Methods: We studied a retrospective cohort of adult patients with a diagnosis of IE who presented to the Mayo Clinic (Rochester, MN) during 1980-1998. The cohort was divided into 2 groups on the basis of whether they had received continuous daily antiplatelet therapy for at least 6 months prior to the time of hospitalization for IE. Antiplatelet therapy included aspirin, dipyridamole, clopidogrel, ticlopidine, or any of combination of these agents. The primary end point was a symptomatic embolic event that occurred prior to or during hospitalization. Multivariable logistic regression was used to assess the impact of continuous daily antiplatelet therapy on risk of symptomatic emboli associated with IE.

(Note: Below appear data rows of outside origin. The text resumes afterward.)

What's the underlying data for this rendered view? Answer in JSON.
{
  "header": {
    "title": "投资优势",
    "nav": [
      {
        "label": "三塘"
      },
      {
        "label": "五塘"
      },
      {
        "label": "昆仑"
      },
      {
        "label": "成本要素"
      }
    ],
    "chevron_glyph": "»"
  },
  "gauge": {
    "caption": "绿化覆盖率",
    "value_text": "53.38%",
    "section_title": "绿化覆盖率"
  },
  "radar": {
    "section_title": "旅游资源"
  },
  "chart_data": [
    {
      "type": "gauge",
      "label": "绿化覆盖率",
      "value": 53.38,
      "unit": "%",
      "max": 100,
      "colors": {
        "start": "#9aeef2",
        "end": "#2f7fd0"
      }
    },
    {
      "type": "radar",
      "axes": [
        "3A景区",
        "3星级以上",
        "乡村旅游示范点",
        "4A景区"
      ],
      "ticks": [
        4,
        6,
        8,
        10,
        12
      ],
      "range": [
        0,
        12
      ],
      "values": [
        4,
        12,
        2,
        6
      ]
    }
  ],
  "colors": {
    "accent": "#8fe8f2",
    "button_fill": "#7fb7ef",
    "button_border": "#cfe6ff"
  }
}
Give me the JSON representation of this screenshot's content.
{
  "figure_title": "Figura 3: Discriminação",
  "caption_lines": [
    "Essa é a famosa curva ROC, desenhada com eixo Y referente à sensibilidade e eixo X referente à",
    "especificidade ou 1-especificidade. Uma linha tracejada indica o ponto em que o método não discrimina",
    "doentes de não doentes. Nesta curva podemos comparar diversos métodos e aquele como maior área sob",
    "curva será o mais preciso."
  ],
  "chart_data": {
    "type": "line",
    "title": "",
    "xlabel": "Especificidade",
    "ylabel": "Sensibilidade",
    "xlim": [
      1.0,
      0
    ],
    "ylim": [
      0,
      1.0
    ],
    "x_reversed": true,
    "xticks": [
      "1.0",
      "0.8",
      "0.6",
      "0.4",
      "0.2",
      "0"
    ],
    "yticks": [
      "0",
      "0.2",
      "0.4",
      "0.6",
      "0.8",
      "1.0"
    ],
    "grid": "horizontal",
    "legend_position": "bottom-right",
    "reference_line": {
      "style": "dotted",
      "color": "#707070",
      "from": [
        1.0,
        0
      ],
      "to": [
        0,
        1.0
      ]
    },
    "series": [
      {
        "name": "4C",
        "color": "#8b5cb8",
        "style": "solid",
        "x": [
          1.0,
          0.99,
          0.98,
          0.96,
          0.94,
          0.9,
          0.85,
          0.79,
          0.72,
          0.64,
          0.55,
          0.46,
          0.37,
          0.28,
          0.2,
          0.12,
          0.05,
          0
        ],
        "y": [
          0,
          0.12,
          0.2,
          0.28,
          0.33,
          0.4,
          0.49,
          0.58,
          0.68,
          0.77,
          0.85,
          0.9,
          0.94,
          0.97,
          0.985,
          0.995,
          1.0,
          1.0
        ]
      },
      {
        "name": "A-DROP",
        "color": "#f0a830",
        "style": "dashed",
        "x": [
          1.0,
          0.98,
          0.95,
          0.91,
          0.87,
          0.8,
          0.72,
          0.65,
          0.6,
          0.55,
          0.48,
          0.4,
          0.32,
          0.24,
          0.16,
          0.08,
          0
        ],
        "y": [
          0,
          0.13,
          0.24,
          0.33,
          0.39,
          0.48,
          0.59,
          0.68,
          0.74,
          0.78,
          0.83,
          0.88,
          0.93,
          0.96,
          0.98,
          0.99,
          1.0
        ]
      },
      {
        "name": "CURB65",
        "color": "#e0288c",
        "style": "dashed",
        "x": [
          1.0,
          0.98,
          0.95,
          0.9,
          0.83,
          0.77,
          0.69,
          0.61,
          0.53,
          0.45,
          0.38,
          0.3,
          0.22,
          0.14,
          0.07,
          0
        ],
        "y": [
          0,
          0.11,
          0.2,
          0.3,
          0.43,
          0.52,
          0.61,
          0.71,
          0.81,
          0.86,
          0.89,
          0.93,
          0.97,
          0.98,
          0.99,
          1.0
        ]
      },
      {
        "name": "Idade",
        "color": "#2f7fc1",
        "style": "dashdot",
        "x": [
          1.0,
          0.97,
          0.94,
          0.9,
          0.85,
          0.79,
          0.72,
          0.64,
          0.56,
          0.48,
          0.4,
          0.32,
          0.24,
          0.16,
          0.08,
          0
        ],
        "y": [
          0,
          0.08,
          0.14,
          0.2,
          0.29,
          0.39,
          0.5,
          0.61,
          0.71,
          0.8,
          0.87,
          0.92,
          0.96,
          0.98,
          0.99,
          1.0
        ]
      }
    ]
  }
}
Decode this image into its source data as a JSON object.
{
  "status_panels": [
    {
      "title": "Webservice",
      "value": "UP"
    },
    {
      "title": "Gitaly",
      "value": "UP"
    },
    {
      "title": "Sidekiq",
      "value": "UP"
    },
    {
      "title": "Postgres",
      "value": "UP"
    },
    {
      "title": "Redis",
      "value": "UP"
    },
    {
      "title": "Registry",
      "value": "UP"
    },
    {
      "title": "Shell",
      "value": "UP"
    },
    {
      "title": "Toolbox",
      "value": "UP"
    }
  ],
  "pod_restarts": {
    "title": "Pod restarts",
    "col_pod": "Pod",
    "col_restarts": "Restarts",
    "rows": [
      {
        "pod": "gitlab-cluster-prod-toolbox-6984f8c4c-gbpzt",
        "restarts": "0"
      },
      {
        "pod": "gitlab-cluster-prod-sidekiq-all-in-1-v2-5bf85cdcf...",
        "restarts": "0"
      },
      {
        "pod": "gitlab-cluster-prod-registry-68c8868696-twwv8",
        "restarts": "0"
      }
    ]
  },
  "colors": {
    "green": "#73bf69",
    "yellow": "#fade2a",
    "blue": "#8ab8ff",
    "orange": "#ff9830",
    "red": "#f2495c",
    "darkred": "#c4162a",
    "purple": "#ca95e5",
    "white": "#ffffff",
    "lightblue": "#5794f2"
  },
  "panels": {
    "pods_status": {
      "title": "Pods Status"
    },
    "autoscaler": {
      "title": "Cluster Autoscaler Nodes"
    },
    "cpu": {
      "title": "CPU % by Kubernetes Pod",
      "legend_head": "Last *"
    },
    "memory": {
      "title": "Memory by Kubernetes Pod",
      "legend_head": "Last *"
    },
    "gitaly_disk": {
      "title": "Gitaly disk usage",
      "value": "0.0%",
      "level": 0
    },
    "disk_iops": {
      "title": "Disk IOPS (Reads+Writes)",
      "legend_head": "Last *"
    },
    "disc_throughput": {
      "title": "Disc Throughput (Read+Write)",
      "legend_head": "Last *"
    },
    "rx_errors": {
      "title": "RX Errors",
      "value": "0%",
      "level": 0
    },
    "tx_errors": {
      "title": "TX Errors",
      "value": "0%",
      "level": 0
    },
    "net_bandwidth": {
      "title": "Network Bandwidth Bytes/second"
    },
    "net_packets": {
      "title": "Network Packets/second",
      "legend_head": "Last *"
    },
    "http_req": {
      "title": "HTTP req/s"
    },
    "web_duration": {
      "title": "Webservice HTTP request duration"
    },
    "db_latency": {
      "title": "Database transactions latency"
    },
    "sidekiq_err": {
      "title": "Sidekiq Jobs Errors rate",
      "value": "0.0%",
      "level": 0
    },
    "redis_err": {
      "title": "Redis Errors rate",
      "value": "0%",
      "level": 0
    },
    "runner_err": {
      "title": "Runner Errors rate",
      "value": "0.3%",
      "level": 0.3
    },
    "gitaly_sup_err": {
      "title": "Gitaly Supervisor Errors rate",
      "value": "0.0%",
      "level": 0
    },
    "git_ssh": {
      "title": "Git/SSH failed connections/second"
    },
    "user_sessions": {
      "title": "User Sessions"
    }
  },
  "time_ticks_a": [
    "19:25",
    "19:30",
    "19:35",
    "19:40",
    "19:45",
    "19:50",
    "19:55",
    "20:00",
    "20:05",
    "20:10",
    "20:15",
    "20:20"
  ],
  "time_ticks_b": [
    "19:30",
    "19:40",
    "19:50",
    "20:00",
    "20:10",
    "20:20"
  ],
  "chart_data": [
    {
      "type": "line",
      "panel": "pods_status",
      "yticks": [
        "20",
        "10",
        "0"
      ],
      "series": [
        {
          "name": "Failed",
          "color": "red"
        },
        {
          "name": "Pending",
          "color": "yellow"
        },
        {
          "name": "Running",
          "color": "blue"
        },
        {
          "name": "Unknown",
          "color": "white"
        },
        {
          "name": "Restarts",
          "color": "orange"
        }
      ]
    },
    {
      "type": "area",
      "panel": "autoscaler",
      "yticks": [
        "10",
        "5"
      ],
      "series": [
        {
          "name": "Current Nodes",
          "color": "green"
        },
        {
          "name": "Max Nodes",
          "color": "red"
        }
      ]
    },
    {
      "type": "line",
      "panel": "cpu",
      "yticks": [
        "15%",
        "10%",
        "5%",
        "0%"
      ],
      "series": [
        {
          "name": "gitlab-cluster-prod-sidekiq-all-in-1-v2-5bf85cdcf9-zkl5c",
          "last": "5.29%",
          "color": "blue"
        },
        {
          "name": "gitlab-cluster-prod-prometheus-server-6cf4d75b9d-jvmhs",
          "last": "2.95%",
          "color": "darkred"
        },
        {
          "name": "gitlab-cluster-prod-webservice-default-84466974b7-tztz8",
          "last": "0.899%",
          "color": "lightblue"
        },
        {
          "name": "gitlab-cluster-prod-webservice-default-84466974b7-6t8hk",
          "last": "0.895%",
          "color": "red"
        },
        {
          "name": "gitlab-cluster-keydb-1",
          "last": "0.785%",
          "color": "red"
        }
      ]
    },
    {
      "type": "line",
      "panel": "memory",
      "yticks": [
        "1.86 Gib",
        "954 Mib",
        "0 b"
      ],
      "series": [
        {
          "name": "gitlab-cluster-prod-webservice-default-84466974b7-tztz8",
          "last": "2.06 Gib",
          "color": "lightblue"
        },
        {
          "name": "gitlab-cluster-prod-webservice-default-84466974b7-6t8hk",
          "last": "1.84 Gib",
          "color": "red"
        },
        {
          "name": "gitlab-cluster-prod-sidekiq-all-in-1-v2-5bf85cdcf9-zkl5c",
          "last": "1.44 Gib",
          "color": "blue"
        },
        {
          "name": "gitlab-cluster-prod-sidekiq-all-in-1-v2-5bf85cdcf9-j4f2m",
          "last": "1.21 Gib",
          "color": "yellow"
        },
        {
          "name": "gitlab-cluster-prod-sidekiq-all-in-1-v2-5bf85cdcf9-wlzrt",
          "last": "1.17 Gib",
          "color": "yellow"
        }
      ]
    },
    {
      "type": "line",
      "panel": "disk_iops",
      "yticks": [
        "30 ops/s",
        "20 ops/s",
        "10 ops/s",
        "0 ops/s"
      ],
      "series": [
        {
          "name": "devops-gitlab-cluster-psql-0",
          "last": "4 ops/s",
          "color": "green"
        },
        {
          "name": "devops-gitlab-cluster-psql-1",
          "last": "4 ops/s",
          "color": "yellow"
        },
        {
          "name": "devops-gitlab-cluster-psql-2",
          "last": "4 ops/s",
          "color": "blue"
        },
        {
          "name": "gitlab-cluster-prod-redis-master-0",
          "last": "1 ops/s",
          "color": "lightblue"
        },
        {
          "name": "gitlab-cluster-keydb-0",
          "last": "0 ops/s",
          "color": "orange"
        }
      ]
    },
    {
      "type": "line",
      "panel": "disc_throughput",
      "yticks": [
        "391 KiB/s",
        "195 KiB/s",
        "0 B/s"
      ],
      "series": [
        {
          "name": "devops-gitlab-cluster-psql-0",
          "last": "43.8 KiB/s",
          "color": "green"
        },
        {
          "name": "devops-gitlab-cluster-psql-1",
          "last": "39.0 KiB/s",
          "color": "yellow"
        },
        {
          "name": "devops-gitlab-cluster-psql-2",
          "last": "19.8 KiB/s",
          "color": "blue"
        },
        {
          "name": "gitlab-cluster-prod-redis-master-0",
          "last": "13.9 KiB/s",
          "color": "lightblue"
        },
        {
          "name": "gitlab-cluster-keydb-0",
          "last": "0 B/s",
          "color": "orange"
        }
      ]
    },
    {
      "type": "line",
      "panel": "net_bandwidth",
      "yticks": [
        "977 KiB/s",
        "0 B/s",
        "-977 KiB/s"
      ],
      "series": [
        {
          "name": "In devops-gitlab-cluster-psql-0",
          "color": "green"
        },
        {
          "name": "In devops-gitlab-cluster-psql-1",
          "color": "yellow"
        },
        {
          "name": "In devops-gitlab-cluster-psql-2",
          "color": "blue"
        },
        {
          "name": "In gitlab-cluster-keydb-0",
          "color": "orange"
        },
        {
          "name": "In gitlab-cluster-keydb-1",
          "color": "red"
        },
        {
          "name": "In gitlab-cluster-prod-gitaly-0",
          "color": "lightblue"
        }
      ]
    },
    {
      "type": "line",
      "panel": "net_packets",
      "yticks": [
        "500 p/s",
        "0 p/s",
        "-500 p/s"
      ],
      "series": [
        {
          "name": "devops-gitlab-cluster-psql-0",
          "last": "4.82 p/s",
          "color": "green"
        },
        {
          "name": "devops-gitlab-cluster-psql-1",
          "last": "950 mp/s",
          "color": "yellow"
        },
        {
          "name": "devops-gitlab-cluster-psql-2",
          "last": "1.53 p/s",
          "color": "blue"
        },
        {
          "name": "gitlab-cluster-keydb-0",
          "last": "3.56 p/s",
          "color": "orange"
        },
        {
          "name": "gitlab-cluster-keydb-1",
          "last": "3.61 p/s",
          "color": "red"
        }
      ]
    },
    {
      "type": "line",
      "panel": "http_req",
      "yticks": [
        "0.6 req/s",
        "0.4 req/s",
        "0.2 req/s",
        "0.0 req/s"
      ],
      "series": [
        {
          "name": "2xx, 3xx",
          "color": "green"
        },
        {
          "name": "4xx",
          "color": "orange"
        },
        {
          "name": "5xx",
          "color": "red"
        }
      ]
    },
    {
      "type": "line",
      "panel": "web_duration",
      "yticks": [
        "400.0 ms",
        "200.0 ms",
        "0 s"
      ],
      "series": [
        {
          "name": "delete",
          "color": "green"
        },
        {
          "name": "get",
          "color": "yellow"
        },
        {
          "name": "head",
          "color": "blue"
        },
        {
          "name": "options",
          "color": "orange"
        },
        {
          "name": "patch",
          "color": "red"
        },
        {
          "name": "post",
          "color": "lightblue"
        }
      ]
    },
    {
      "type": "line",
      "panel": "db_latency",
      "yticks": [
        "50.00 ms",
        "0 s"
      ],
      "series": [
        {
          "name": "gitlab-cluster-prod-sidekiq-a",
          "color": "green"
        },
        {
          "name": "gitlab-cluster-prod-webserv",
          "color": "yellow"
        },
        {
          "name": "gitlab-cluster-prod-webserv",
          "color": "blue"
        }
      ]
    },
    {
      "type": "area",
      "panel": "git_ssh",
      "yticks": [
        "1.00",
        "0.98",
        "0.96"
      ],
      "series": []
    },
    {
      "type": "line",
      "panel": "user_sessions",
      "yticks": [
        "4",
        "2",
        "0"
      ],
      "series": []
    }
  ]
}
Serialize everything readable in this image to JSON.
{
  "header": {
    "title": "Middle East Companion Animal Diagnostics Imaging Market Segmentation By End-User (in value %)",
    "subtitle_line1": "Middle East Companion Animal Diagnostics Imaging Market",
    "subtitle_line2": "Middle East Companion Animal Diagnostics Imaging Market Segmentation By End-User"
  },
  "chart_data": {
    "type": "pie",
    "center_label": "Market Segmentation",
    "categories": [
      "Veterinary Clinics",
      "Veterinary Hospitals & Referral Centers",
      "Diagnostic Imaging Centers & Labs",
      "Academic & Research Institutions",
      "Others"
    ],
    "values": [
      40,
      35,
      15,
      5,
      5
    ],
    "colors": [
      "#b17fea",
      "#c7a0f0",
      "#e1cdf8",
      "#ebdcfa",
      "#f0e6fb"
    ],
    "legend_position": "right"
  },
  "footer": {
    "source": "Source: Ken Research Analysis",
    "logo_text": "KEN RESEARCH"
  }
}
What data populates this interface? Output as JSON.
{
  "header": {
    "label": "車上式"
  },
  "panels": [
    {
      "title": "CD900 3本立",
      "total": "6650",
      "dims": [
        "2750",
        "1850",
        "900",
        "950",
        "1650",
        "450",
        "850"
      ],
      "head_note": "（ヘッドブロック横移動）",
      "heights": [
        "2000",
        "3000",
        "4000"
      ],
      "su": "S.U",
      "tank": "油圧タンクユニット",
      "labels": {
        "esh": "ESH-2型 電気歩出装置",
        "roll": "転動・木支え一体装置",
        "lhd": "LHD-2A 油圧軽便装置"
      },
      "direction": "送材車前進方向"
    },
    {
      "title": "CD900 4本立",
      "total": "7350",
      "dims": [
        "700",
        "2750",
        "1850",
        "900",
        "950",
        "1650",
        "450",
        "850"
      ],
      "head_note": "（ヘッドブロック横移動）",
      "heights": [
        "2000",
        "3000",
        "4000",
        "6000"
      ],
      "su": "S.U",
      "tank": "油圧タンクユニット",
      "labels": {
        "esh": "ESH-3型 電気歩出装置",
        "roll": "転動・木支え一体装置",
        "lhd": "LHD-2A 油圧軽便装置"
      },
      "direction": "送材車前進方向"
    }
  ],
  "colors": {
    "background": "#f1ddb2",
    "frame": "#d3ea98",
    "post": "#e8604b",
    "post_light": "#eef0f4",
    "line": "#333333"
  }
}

Results: One hundred forty-seven (24.5%) of 600 patients experienced a symptomatic embolic event; the most common embolic manifestation was stroke (in 48.2% of patients). Embolic events occurred significantly less often among those who had received prior, continuous daily antiplatelet therapy (12.0% of patients who had received therapy vs. 27.8% patients who had not receive therapy; P<.001). After adjustment for several covariates known to influence both risk of embolism and propensity for antiplatelet use, the adjusted odds ratio for a symptomatic embolic event was 0.36 (95% confidence interval, 0.19-0.68; P=.002) for patients receiving continuous daily antiplatelet therapy.
Conclusions: The risk of symptomatic emboli associated with IE was reduced in patients who received continuous daily antiplatelet therapy before onset of IE.